Pat Mortensen had removed her panic alarm and was walking to retrieve it when she stumbled into a chair in her Whangamata home and ''blacked out''.
The fiercely independent former representative tennis player - and oldest woman golfer in Whangamata - had fallen and broken her leg.
She spent three-and-a-half months in Waikato Hospital and cannot remember the first month of that time. Doctors told her she had two hours before her kidneys would have permanently shut down.
She has had a metal rod inserted in her leg and is doing physiotherapy with hopes of returning to the golf course where she has scored two holes in one.
Her ordeal began fell on the Friday of Queen's Birthday weekend, when usually attentive and friendly neighbours were busy with visitors and had only recently returned home.
"I can't remember feeling anything, I was blacked out nearly all of the time. All I can remember is shouting and yelling and then crying," she said, now telling her story.
"I tried to move and I couldn't. I didn't know I had a broken leg.
"I tried to shuffle and I couldn't do it on my tummy so I turned on my back and blacked out. I bit my tongue nearly in half."
Mortensen recalls moments of crying and fear as she lay in and out of consciousness.
She had grazes on her face from lying on the carpet for so many days, and was without food or water and unable to reach the toilet.
"I remember the next morning - yelling, hoping someone could hear me but these curtains were drawn and I can remember through the days, calling and calling. I tried to shuffle and I just couldn't move because of my leg. For the next two days I know I called out, but I don't remember anything.
"It was frightening for me. I didn't know whether I should cry but I thought 'no, that's not going to help', but I did want to cry. The more I thought about it, I thought 'have I got a life to come back to? What's going to happen to me now?' But I've always been an independent person."
She was found by neighbour Dawn Burgess who and gone around the back of the property to check on her.

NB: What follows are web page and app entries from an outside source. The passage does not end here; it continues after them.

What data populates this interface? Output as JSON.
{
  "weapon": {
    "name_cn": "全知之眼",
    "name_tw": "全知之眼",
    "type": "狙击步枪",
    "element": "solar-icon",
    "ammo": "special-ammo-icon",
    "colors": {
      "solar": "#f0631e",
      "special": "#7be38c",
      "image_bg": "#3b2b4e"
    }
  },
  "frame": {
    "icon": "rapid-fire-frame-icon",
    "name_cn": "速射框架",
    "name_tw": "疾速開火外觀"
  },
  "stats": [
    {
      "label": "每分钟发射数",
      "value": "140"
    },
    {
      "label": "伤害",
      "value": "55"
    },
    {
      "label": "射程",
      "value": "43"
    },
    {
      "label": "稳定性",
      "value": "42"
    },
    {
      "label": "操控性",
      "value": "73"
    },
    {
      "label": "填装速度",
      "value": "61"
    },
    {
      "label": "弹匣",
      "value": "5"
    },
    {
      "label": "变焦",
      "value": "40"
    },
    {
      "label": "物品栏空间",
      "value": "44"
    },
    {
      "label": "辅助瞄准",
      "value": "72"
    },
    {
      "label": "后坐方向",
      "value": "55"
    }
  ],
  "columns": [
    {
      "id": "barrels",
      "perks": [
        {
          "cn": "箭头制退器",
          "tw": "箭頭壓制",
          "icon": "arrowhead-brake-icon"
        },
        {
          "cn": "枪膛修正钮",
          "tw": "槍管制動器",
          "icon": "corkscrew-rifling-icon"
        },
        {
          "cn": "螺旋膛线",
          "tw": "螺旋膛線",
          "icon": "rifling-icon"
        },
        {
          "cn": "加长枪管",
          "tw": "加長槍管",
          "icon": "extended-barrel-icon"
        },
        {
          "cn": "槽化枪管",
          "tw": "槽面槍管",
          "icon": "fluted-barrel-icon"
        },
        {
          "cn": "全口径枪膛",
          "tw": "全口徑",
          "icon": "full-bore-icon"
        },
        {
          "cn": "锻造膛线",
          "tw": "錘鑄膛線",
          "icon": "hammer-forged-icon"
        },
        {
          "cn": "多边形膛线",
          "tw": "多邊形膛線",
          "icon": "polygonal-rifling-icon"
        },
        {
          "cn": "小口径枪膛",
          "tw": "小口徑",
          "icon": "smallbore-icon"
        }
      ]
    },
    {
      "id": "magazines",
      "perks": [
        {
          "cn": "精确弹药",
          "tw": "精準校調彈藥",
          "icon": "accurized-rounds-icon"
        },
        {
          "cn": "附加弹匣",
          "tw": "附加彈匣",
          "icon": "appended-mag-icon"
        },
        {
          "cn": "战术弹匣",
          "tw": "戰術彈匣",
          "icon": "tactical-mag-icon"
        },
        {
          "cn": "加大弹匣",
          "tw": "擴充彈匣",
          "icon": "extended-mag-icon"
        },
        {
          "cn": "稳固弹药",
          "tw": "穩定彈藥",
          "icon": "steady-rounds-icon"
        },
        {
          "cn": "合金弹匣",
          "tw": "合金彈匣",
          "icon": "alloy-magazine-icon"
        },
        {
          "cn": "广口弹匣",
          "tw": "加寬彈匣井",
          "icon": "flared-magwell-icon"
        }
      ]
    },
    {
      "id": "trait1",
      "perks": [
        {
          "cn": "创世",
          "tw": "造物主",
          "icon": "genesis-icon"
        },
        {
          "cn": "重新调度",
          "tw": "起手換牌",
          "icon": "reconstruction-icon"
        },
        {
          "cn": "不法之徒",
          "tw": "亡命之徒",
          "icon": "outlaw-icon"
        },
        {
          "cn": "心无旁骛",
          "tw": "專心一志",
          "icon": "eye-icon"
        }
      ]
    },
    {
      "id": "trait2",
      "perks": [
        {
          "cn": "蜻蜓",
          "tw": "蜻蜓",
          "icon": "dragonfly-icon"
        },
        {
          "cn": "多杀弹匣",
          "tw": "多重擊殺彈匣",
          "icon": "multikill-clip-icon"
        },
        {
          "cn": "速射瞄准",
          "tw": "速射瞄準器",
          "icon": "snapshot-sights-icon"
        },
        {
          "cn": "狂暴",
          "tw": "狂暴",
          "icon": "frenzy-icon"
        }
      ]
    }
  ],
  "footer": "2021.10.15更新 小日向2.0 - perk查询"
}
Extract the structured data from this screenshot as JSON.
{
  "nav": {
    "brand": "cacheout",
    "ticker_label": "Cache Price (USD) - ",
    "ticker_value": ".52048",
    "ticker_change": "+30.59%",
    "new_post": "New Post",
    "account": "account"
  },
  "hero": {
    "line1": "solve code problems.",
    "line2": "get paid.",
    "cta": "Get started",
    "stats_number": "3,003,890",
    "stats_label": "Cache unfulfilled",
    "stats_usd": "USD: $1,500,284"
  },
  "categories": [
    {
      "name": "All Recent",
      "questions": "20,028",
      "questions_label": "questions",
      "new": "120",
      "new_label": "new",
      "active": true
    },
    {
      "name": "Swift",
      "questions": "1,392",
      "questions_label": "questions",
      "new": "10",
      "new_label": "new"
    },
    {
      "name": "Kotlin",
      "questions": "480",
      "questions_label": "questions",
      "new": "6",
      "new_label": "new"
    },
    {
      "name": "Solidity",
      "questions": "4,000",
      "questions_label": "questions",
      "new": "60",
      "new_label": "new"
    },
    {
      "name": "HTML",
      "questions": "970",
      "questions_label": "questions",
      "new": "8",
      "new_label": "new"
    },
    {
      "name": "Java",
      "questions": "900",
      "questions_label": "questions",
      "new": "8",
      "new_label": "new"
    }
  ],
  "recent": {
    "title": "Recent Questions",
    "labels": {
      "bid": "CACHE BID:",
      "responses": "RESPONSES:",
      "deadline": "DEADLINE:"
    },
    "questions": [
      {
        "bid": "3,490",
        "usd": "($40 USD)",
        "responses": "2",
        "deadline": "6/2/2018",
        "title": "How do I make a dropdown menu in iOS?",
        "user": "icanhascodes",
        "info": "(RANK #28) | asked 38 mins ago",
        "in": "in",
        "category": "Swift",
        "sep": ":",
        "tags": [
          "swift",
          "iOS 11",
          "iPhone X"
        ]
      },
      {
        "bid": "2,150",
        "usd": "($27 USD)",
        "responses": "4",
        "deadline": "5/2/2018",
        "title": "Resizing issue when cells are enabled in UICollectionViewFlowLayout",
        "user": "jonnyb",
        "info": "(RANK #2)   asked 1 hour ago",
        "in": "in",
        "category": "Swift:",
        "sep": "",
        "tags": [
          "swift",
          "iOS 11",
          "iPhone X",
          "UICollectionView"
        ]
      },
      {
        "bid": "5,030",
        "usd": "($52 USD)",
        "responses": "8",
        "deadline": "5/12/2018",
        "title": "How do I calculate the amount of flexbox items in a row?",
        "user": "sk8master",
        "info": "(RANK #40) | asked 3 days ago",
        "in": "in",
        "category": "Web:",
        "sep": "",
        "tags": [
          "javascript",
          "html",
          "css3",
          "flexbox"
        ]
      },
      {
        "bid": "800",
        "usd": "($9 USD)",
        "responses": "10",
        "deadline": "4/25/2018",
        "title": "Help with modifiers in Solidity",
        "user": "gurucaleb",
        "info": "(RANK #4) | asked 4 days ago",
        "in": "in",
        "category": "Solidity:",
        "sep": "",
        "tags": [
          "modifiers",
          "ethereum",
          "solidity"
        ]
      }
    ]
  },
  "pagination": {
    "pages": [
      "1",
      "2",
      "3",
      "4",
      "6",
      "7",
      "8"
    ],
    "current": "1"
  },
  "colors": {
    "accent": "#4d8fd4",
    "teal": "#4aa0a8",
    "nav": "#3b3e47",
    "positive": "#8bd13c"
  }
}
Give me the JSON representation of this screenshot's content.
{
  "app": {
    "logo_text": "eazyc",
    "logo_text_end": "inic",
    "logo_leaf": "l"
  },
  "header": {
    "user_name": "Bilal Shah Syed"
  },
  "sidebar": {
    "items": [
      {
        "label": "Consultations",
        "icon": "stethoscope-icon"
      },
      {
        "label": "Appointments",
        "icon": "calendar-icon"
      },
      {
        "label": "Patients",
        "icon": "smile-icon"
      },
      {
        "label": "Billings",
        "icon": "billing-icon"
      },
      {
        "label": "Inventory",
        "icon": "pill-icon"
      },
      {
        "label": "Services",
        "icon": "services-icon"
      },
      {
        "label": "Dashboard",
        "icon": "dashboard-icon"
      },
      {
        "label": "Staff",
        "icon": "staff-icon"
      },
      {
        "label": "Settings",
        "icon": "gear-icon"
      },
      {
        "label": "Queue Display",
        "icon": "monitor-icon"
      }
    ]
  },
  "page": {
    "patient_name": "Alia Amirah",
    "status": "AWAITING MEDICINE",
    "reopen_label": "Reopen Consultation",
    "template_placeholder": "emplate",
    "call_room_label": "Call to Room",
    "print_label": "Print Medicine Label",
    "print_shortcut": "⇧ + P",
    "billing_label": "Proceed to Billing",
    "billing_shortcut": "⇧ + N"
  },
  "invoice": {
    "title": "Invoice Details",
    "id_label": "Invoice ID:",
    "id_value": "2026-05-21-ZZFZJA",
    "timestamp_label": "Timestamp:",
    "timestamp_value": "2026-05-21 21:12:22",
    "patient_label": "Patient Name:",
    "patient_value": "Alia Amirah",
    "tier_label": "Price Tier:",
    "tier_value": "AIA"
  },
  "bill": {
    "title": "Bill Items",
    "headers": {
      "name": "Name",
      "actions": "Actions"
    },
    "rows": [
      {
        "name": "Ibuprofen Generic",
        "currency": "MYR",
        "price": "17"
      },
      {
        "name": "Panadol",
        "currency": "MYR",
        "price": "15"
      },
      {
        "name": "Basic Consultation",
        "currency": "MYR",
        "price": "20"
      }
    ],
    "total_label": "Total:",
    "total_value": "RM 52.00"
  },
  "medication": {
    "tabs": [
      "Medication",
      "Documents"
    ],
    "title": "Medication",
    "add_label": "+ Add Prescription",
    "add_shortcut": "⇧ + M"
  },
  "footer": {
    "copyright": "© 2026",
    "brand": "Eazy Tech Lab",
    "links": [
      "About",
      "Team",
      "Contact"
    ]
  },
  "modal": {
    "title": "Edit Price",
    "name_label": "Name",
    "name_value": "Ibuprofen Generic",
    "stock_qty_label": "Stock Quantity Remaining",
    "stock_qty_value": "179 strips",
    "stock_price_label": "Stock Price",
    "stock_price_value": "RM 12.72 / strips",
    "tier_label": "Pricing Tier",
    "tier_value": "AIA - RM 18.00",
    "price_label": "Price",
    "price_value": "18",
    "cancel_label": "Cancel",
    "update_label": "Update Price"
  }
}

Mortensen said she felt lucky to have such caring neighbours who usually always check the curtains are drawn but they were busy with holiday visitors and did not notice she had not walked her usual route past their kitchen window to collect her daily newspaper.
"They do keep an eye on me but didn't notice I hadn't been past. It was just one of those things. It's important to know people are checking, especially living alone.''
She said doctors told her that due to her active life, her body had survived the ordeal so much better.
"That was my saving grace."
Mortensen lost her husband Frank to motor neuron disease a few years ago.
The couple have a daughter in Auckland and two sons, one in Australia.
Family took rostered turns at her hospital bedside and she was sent "hundreds" of well wishes from fellow sportsmen and women and friends in Whangamata.
"I would like to give all the community and all of my sports clubs that I belong to a very big thank you. I've always felt part of the community and loved being part of it but didn't realise just how many people cared."
Mortensen was a New Zealand representative tennis player who only stopped playing three years ago.
Numerous care staff now visit her daily to help and to deliver meals five days a week.
Friend Barbara Collett visits her and other elderly people who live alone in the town.
Collett said there were many isolated people whose challenges included being unable to drive or having lost a partner.
Unlike Mortensen, many were not confident to join a club and found it difficult to ask for help with transport or other needs.
Mortensen encouraged them to reach out. She said they should also never be afraid to use the medic alarm service.
"I didn't realise people were still like that, reluctant. They only have to be encouraged [to socialise] for the first couple of times, and then they're mixing with people."
St John Whangamata secretary Lynne Bryant encouraged elderly people who lived alone consider a medic alarm.
"If you push that button somebody rings you immediately, and we have a locked key system so our ambulance is dispatched with the personalised code and [officers] can let themselves in if no one can get to the door."
Falls were one of the top four reasons for phoning 111 for an ambulance, St John data showed.